Im August 2023 veröffentlichte die Berliner Charité eine Langzeitstudie zu Post-Covid-Patienten mit Symptomen chronischer Erschöpfung. Während sich der Gesundheitszustand einger Patienten über die Zeit verbesserte, litt ein anderer Teil auch zu Ende des 20-monatigen Beobachtungszeitraums noch an unverändert starken Symptomen. Dabei handelte es sich vor allem um diejenigen Probanden, die schon zu Beginn der Studie die offiziellen Diagnosekriterien für die chronische Erschöpfungskrankheit ME/CFS erfüllten. Als wichtigen Biomarker für den Verlauf identifizierten die Forscher die Kraft in den Händen: Bei den Patienten mit anhaltend schlechtem Zustand war sie schon zu Beginn der Erkrankung besonders gering.

Am 3. November 2022 veröffentlichte das Robert Koch-Institut ein Epidemiologisches Bulletin mit aktuellen Daten zu Long Covid, die aus internationalen systematischen Übersichtsarbeiten stammen. Demnach gibt es große Unterschiede, ob jemand während der akuten Coronainfektion intensivmedizinisch betreut wurde oder nicht: „So wurde die Prävalenz für Long Covid Symptome drei Monate nach einer SarsCoV-2-Infektion mit intensivmedizinischer Behandlung auf 43,1 Prozent geschätzt, bei Hospitalisierten ohne intensivmedizinische Behandlung auf 27,5 Prozent und bei Nicht-Hospitalisierten auf 5,7 Prozent."

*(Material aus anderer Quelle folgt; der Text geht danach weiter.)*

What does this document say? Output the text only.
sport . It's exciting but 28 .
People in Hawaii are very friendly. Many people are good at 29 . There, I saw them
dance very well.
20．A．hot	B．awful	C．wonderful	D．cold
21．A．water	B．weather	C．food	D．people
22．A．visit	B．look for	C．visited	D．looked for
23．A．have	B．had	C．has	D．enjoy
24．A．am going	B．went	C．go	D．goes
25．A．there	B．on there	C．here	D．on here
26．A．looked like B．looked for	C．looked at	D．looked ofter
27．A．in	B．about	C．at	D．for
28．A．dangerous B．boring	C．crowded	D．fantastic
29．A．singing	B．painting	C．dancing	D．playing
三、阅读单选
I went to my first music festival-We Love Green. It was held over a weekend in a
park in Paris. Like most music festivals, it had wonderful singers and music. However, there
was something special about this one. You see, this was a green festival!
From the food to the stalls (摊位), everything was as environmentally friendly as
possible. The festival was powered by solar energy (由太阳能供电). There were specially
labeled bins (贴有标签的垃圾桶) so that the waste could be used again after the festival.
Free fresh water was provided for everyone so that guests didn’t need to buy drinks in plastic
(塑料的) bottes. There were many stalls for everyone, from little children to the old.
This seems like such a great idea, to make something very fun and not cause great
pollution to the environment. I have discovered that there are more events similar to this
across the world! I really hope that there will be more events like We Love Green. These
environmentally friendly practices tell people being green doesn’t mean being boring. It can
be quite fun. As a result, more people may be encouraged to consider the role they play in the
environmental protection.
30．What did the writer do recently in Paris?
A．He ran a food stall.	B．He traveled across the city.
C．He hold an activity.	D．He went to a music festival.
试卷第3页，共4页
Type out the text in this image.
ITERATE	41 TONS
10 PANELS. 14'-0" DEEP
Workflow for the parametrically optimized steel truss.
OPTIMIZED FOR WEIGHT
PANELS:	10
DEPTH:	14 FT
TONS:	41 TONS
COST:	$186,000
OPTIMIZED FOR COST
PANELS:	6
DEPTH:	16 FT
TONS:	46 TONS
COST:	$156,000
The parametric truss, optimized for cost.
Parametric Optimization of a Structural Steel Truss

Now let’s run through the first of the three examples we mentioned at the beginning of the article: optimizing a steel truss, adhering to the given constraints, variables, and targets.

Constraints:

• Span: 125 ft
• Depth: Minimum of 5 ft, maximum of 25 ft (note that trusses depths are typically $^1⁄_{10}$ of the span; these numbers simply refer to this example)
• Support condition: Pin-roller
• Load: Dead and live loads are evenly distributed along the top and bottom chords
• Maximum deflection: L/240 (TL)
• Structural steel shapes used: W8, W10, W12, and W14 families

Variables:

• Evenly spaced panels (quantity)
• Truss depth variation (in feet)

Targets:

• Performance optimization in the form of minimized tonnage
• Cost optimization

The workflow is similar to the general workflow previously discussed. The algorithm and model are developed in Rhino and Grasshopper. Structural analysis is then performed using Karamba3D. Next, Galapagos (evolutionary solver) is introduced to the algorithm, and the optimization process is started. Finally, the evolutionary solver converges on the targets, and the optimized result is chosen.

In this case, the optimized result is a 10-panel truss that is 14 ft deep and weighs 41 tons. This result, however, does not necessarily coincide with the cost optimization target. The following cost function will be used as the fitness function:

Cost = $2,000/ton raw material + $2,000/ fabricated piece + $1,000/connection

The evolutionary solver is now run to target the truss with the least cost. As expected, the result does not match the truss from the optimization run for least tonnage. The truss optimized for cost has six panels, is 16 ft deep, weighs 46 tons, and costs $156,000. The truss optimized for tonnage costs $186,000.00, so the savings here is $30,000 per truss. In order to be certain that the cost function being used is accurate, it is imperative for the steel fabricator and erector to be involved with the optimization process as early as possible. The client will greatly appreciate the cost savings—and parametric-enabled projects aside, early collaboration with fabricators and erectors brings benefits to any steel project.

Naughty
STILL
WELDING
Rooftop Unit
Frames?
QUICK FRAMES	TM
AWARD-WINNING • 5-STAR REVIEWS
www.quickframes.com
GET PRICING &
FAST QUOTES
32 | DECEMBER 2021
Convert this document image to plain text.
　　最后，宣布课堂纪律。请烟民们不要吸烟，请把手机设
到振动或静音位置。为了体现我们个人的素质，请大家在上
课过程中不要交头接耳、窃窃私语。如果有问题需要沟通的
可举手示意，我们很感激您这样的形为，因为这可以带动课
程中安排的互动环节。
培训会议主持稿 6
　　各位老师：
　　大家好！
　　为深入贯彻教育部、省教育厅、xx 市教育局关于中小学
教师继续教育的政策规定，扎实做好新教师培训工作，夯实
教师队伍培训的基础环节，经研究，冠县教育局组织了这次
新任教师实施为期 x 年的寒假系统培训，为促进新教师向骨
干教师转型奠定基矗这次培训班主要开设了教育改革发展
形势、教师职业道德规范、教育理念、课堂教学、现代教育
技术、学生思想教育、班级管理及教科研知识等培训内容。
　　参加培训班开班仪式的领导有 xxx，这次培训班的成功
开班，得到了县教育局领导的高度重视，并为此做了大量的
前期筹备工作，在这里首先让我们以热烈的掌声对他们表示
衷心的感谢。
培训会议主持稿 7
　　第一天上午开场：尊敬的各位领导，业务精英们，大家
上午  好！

Am 10. Oktober 2022 wurde eine Metastudie veröffentlicht, in der die Fälle von 1,2 Millionen Personen aus 22 Ländern und 54 Studien analysiert wurden. Untersuchungsgegenstand war, bei welchem Anteil der Personen, die in den Jahren 2020 und 2021 eine Coronainfektion hatten, es drei Monate später zu Post Covid Symptomen kam.

Die Ergebnisse:
6,2 Prozent gaben insgesamt an, noch an Spätfolgen zu leiden.
3,7 Prozent davon nannten anhaltende Atemprobleme.
3,2 Prozent klagten über anhaltende Müdigkeit mit körperlichen Schmerzen oder Stimmungschwankungen.
2,2 Prozent litten an kognitiven Problemen.